There was a replacement in "AllChars" which is still on Sourceforge: https://sourceforge.net/projects/allchars/ but hasn't been updated for a while.
Looks like:
is up-to-date, and if I wrote more, would definitely try out, but these days, either I write the accented character w/ a stylus, type out the LaTeX command, or use the on-screen keyboard via touchscreen.
My point being: wow, I've never thought about standardizing the layout, what a marvelous thought. Not for the general public perhaps, but for some programmers it would be a godsend. The whole terminal is basically non-ergonomic on other layouts. Stuff like ./ is right together on the US layout. Similar for coding. I preach to my fellow developers and they see my point but most won't go outside of what's provided by the OS for some reason.
I don't know enough about other European languages from my "region" to make a more general standard (though I suspect it wouldn't be as simple as creating a single "eastern" one, I doubt e.g. Hungarian and Polish have so much in common) but it's a good idea, something that could be collaborated on.
Commenting on the actual text, his solution for the cedilla is awkward and is one of the first things I disable on any computer, because it is a extremely common letter in portuguese.

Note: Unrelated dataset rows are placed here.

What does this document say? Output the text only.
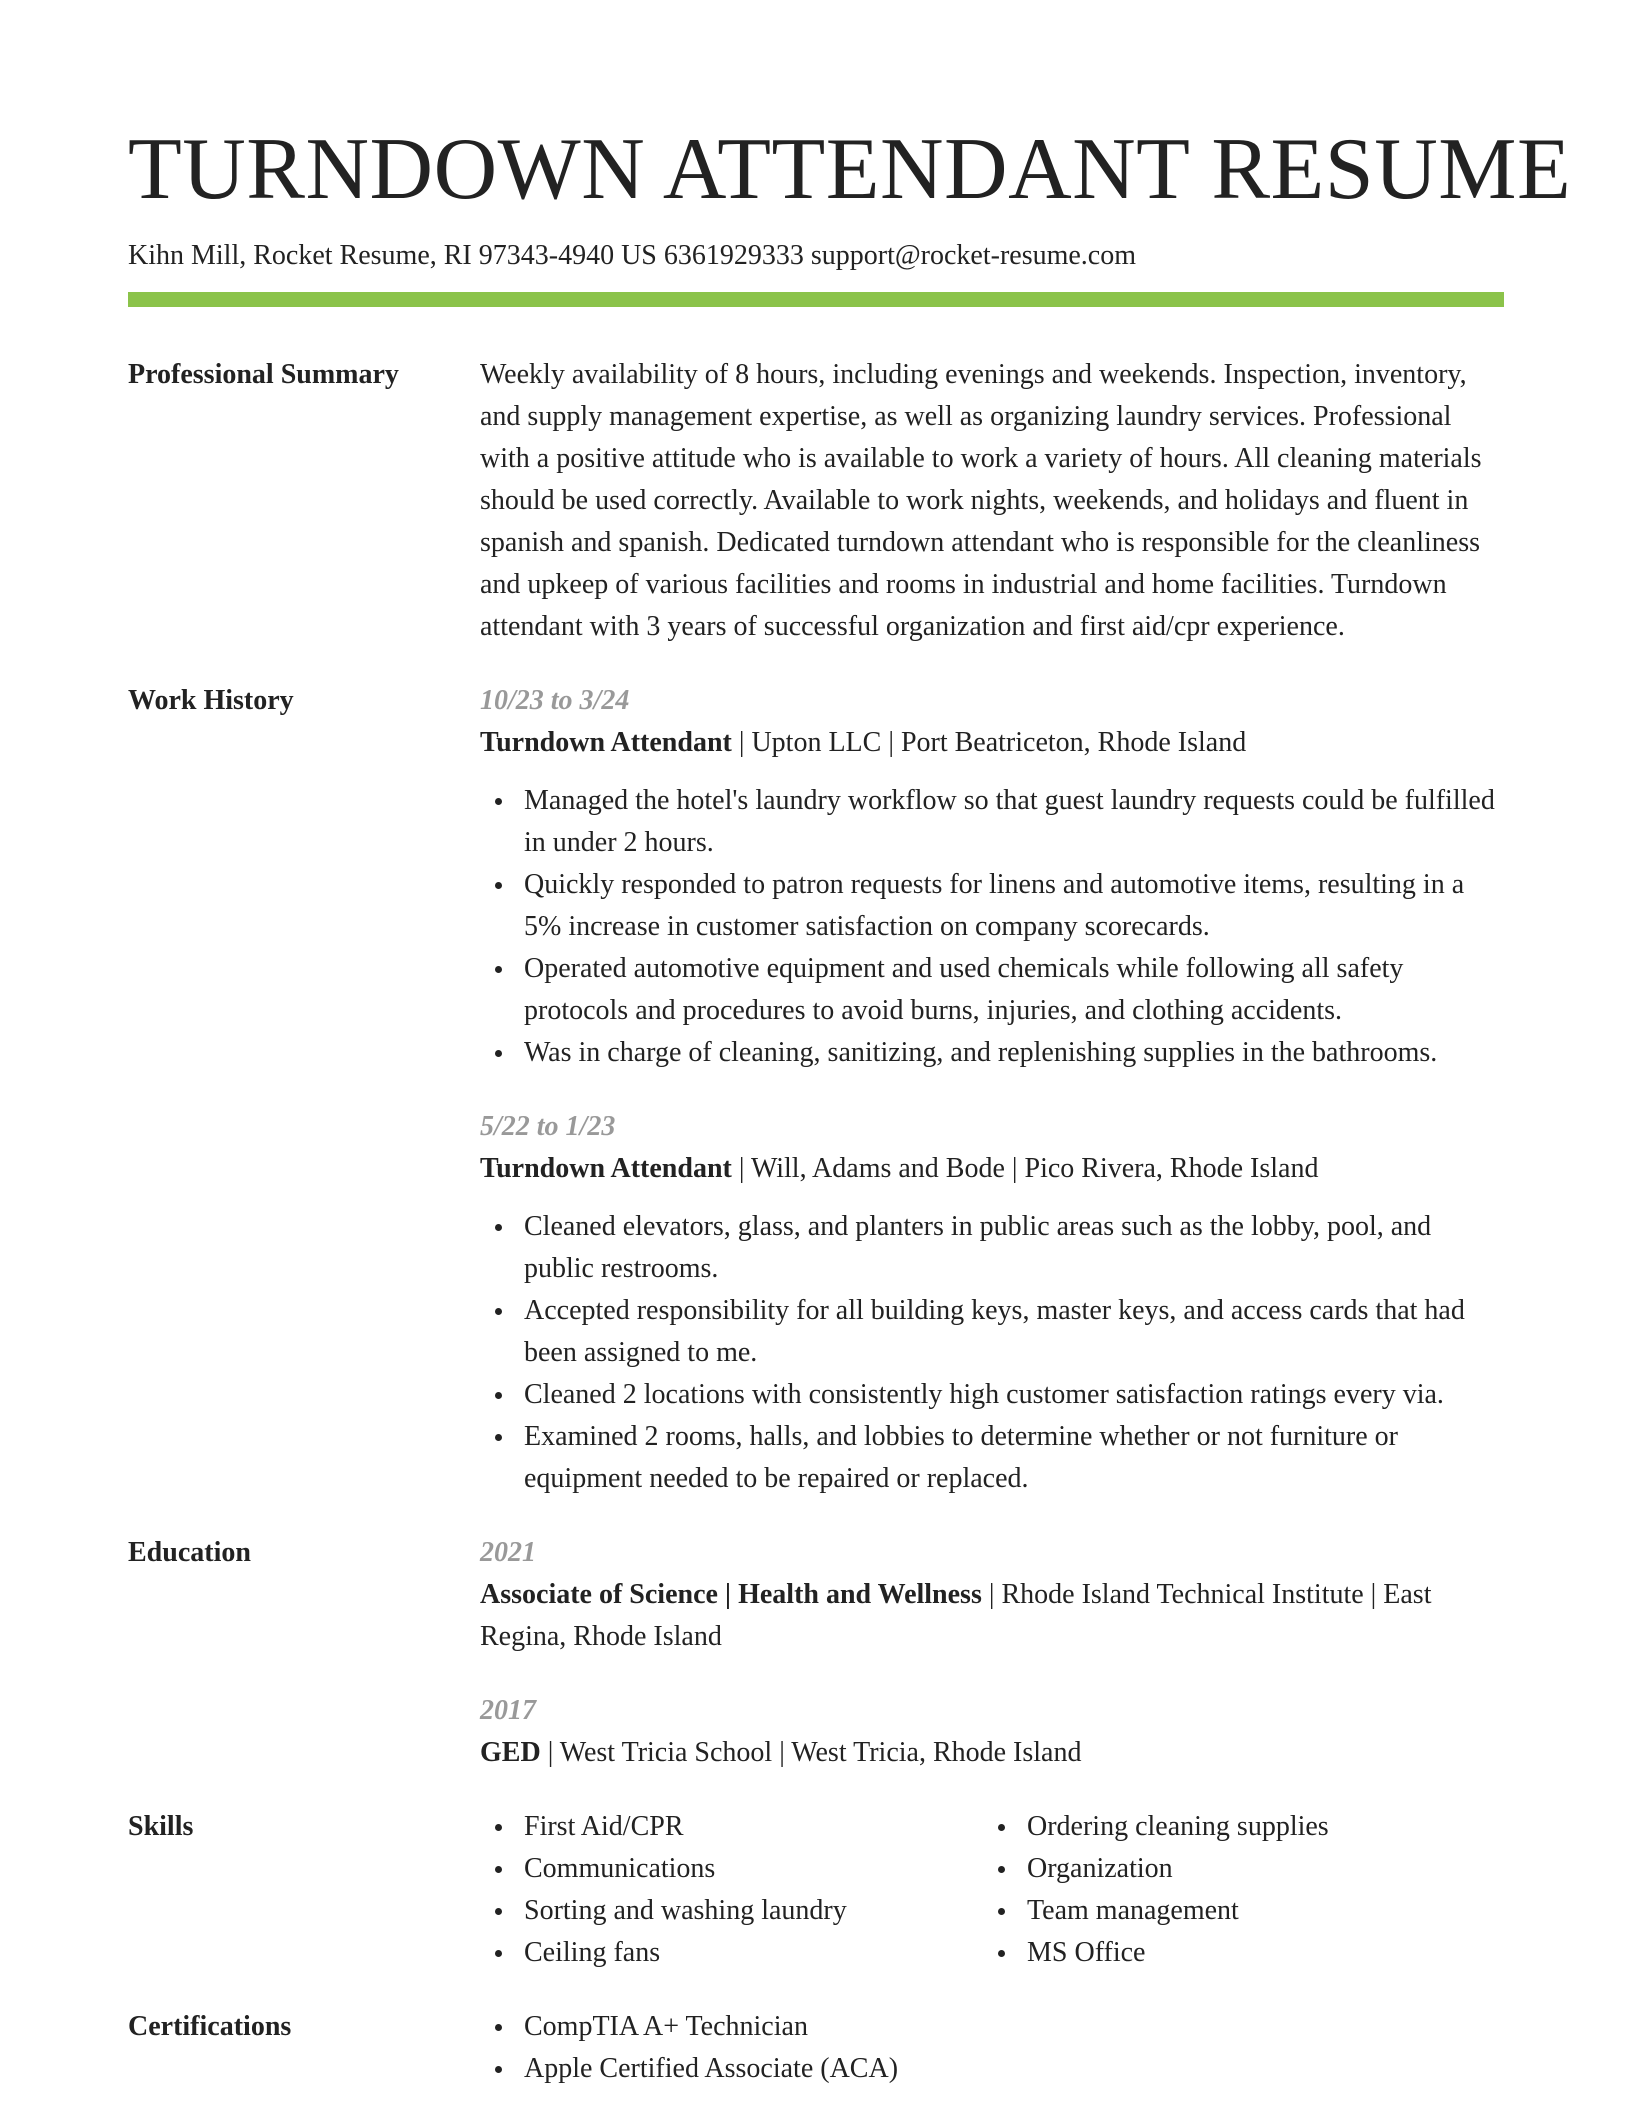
TURNDOWN ATTENDANT RESUME
Kihn Mill, Rocket Resume, RI 97343-4940 US 6361929333 support@rocket-resume.com
Professional Summary	Weekly availability of 8 hours, including evenings and weekends. Inspection, inventory, and supply management expertise, as well as organizing laundry services. Professional with a positive attitude who is available to work a variety of hours. All cleaning materials should be used correctly. Available to work nights, weekends, and holidays and fluent in spanish and spanish. Dedicated turndown attendant who is responsible for the cleanliness and upkeep of various facilities and rooms in industrial and home facilities. Turndown attendant with 3 years of successful organization and first aid/cpr experience.

Work History	10/23 to 3/24
Turndown Attendant | Upton LLC | Port Beatriceton, Rhode Island
Managed the hotel's laundry workflow so that guest laundry requests could be fulfilled in under 2 hours.
Quickly responded to patron requests for linens and automotive items, resulting in a 5% increase in customer satisfaction on company scorecards.
Operated automotive equipment and used chemicals while following all safety protocols and procedures to avoid burns, injuries, and clothing accidents.
Was in charge of cleaning, sanitizing, and replenishing supplies in the bathrooms.
5/22 to 1/23
Turndown Attendant | Will, Adams and Bode | Pico Rivera, Rhode Island
Cleaned elevators, glass, and planters in public areas such as the lobby, pool, and public restrooms.
Accepted responsibility for all building keys, master keys, and access cards that had been assigned to me.
Cleaned 2 locations with consistently high customer satisfaction ratings every via.
Examined 2 rooms, halls, and lobbies to determine whether or not furniture or equipment needed to be repaired or replaced.
Education	2021
Associate of Science | Health and Wellness | Rhode Island Technical Institute | East Regina, Rhode Island
2017
GED | West Tricia School | West Tricia, Rhode Island
Skills	First Aid/CPR
Communications
Sorting and washing laundry
Ceiling fans
Ordering cleaning supplies
Organization
Team management
MS Office
Certifications	CompTIA A+ Technician
Apple Certified Associate (ACA)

> English (of course), Danish, Dutch, Finnish, French, German, Italian, Norwegian, Portuguese, Spanish and Swedish
so basically all using some variation of the latin alphabet.
Without dead keys it is def better, but even then I cannot write in said non-english language with that, instead of using one actual layout for that language, and I do not see why not just change layout. Granted, there are some small annoyances because punctuation marks may change place, but I find that easier to learn than using altgr to write letters.
Altgr-intl is pretty good for when you code and write English most of the time and occasionally need accented letters. If you need to write a lot in your native language it's better to get a local layout keyboard.
UK keyboard layouts suck for writing Portuguese, because they lack convenient ways to type all the diacritics. Portuguese layouts (especially on macOS) suck horrendously for programming (curly braces and square brackets are inordinately annoying to type).
These days, all my physical keyboards are US (ANSI) layouts, and I use the US International (with dead keys) layout exclusively. It's the only relatively sane option that allows me to write both code and all the natural languages I'm liable to write on any given day (read: English, Portuguese, and some random French or German loanwords here and there).
I guess I don't mind it too much because the standard portuguese keyboard layout also rely on dead keys for accented letters, instead of having dedicated keys for them. (Or at least the Brazilian Portuguese layout does, not sure about the European Portuguese layout). So that's just what I've always been used to.
The AltGr approach is much superior by not invading on the keyboard shortcut space.
The main difference seems to be in positioning of different characters on a quick glance?
even the article only talks of european languagues.
someone needs to find a better solution.